“I’ll make you eat out of my hand” is an unlikely statement you’ll hear from a robot. Why? Most of them have no hands.
If you kept up with the protean field, grabbing and grabbing more like humans was a constant, herculean effort. Now, a recent robotic hand design developed at MIT’s Computer Science and Artificial Intelligence Laboratory (CSAIL) has allowed us to rethink the often overlooked hand. The recent design uses advanced sensors for a highly sensitive touch, helping you “extremely” handle objects with more detailed and fine precision.
GelPalm features a gel, versatile sensor embedded in the palm, drawing inspiration from the tender, deformable nature of human hands. The sensor uses special color lighting technology that uses red, green and blue LEDs to illuminate the object and the camera records the reflections. This mixture generates detailed 3D surface models enabling precise robot interactions.
What would a hand be without fingers to facilitate it? The team also developed several robotic phalanges, called ROMEO (“RObotic Modular Endoskeleton Optical”), made of versatile materials and equipped with hand-like sensing technology. The fingers exhibit something called “passive compliance,” which is when the robot can naturally adapt to the forces without the need for motors or additional control. This, in turn, helps achieve a larger goal: increasing the surface area in contact with objects so that they can be completely surrounded. Manufactured as single, monolithic structures using 3D printing, finger designs are cost-effective to produce.
In addition to increased dexterity, GelPalm offers safer interaction with objects, which is particularly useful for potential applications such as human-robot collaboration, prosthetics, or robotic hands with a human-like sensor for biomedical applications.
Many previous robot designs have typically focused on improving finger dexterity. Liu’s approach shifts the focus to create a more human, versatile end-effector that interacts more naturally with objects and performs a wider range of tasks.

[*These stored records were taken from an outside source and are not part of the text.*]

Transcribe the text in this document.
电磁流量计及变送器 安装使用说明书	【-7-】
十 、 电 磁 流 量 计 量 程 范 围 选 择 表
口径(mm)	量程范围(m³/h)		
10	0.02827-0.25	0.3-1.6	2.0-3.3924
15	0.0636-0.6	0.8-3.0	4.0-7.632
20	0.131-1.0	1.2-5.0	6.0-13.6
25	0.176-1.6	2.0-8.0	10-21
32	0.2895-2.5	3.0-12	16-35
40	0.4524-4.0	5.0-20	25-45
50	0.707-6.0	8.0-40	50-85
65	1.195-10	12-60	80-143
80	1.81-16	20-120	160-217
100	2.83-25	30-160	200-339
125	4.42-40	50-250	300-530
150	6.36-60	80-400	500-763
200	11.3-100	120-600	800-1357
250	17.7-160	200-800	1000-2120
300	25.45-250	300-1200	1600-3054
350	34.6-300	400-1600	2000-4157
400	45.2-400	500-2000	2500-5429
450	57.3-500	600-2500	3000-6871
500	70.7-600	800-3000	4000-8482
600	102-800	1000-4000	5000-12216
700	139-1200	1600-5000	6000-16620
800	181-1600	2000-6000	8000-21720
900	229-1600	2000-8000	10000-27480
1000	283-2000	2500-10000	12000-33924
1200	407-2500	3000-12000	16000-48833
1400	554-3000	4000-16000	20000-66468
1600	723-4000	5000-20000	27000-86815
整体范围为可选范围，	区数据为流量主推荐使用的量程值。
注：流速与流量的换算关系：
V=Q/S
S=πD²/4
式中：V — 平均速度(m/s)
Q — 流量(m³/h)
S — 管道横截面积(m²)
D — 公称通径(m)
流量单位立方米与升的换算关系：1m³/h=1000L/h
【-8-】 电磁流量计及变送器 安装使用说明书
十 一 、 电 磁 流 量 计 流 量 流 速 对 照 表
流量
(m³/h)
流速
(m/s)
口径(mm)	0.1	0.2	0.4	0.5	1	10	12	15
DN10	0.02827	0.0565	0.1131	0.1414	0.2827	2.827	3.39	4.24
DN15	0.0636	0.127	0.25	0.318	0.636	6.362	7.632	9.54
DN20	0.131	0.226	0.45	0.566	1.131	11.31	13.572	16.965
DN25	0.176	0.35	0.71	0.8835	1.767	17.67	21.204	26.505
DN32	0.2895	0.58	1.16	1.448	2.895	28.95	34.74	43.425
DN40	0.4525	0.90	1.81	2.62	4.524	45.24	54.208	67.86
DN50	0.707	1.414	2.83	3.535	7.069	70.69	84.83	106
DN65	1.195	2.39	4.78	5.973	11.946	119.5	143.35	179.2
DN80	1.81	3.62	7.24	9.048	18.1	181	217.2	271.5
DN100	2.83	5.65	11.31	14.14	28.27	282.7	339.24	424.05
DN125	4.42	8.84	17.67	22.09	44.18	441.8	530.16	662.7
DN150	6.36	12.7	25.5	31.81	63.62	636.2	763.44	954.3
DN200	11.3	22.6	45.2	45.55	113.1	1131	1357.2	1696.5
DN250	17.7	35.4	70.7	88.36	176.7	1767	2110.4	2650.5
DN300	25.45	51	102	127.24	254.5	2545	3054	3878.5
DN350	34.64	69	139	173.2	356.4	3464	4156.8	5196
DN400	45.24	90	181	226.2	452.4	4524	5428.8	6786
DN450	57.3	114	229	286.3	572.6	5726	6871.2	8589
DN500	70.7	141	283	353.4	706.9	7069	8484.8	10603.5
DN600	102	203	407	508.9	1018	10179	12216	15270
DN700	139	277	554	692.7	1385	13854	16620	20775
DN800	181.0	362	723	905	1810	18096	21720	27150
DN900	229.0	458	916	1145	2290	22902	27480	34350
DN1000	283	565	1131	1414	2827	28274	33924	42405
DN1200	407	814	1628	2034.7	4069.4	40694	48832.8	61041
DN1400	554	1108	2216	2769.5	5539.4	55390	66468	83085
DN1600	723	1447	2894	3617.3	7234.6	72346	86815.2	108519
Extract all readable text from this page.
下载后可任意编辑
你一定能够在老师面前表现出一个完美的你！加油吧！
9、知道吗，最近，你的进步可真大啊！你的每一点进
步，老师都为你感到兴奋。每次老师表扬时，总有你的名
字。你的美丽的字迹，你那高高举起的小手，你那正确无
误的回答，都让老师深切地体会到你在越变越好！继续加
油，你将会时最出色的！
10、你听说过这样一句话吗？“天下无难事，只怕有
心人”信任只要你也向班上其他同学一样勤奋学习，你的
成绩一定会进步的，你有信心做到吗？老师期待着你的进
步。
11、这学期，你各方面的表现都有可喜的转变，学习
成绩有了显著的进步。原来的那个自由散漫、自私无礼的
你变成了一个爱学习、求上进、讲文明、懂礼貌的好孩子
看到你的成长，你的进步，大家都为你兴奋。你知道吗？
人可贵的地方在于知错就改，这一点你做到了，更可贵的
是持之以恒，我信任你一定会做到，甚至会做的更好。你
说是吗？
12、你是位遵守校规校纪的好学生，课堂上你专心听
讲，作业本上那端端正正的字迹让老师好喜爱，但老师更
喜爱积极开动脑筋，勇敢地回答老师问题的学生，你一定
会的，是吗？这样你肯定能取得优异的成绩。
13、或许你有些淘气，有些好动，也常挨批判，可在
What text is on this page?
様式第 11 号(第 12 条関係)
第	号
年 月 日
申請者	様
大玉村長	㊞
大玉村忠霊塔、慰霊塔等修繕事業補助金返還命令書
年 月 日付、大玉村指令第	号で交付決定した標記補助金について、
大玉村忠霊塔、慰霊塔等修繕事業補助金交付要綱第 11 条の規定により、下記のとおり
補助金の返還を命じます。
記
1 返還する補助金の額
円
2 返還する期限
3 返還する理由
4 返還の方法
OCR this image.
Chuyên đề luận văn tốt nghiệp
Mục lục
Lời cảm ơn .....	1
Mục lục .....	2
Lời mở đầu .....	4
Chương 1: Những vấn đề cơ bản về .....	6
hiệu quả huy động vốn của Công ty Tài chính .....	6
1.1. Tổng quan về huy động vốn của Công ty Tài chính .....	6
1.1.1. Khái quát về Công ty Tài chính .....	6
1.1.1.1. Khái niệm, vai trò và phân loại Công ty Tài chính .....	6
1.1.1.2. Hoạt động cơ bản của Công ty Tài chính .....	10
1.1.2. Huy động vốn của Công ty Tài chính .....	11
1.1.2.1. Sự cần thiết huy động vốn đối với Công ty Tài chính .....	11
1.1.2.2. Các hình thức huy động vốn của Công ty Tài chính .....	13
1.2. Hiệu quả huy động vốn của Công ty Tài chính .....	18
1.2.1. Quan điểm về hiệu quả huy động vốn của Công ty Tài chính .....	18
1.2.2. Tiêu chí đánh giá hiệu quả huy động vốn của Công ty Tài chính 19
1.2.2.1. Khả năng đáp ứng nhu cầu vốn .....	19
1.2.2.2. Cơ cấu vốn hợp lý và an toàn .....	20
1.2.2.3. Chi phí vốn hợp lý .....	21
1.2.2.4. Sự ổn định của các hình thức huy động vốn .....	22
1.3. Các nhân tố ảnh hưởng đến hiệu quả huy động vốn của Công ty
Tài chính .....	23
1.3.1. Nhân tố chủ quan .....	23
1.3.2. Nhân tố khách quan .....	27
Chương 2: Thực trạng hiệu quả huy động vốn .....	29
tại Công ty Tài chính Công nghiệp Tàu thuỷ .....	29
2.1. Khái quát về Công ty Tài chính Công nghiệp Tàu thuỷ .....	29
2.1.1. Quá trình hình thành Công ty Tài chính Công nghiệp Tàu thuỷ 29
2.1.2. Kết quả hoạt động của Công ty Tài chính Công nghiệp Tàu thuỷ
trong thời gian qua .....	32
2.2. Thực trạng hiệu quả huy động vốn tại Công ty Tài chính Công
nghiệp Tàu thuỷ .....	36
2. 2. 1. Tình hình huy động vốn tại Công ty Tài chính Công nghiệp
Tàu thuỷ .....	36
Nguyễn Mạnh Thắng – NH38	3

“We draw inspiration from human hands, which have stiff bones surrounded by soft, compliant tissue,” says recent MIT graduate Sandra Q. Liu SM ’20, PhD ’24, lead designer of GelPalm, who developed the system as a CSAIL affiliate and a mechanical engineering Ph.D. . “By combining rigid structures with deformable, compliant materials, we can better achieve the same adaptive talent as our dexterous hands. The main advantage is that we don’t need additional motors or mechanisms to cause the hand to deform – the inherent compliance allows it to automatically adjust to objects, just as our human hands deftly do.”
Scientists tested the hand design. Liu compared the touch detection performance of two different lighting systems – blue LEDs and white LEDs – integrated into ROMEO fingers. “In both cases, similar high-quality 3D tactile reconstructions were obtained after pressing the objects into the gel surfaces,” says Liu.
But the most vital experiment, he says, was to see how well different hand configurations could wrap around and stably grip objects. The team got to work, literally smearing paint on the plastic shapes and pressing them into four types of hands: fixed, structurally compatible, gel compatible and dual compatible. “Visually and by analyzing the painted contact surfaces, it was clear that both the structural and material compatibility of the hand provided significantly better grip than others,” says Liu. “It’s an elegant way to maximize the hand’s role in providing stable grips.”
A notable limitation is the challenge of integrating enough sensor technology into the hand without making it unwieldy or overly sophisticated. The team says the operate of camera-based touch sensors poses size and flexibility issues because current technology cannot easily provide wide coverage without compromising design and functionality. Solving this problem could mean developing more versatile materials for mirrors and improving sensor integration to maintain functionality without compromising practical usability.
“The hand is almost completely neglected in the development of most robotic hands,” says Columbia University associate professor Matei Ciocarlie, who was not involved in the paper. “This work is unusual in that it represents a purposefully designed, usable hand that combines two key features, articulation and feeling, that most robotic hands lack. The human hand is both subtly articulated and highly sensitive, and this work represents a significant innovation in this direction.”
“I hope we are moving towards more advanced robotic hands that combine soft and rigid elements with tactile sensitivity, ideally within the next five to ten years. It’s a complex field in which there is no clear consensus on the best hand design, which makes this work particularly exciting,” says Liu. “When developing GelPalm and ROMEO fingers, I focused on modularity and portability to encourage a wide range of designs. Because the technology is cheap and easy to produce, more people can innovate and discover new solutions. As one laboratory and one person working in this vast field, my dream is that sharing this knowledge can result in progress and inspire others.”
Ted Adelson, the John and Dorothy Wilson Professor of Vision Sciences in the Department of Brain and Cognitive Sciences and a member of CSAIL, is senior author document describing the work. The research was supported in part by the Toyota Research Institute, Amazon Science Hub and the SINTEF BIFROST project. Liu presented the research earlier this month at the International Conference on Robotics and Automation (ICRA).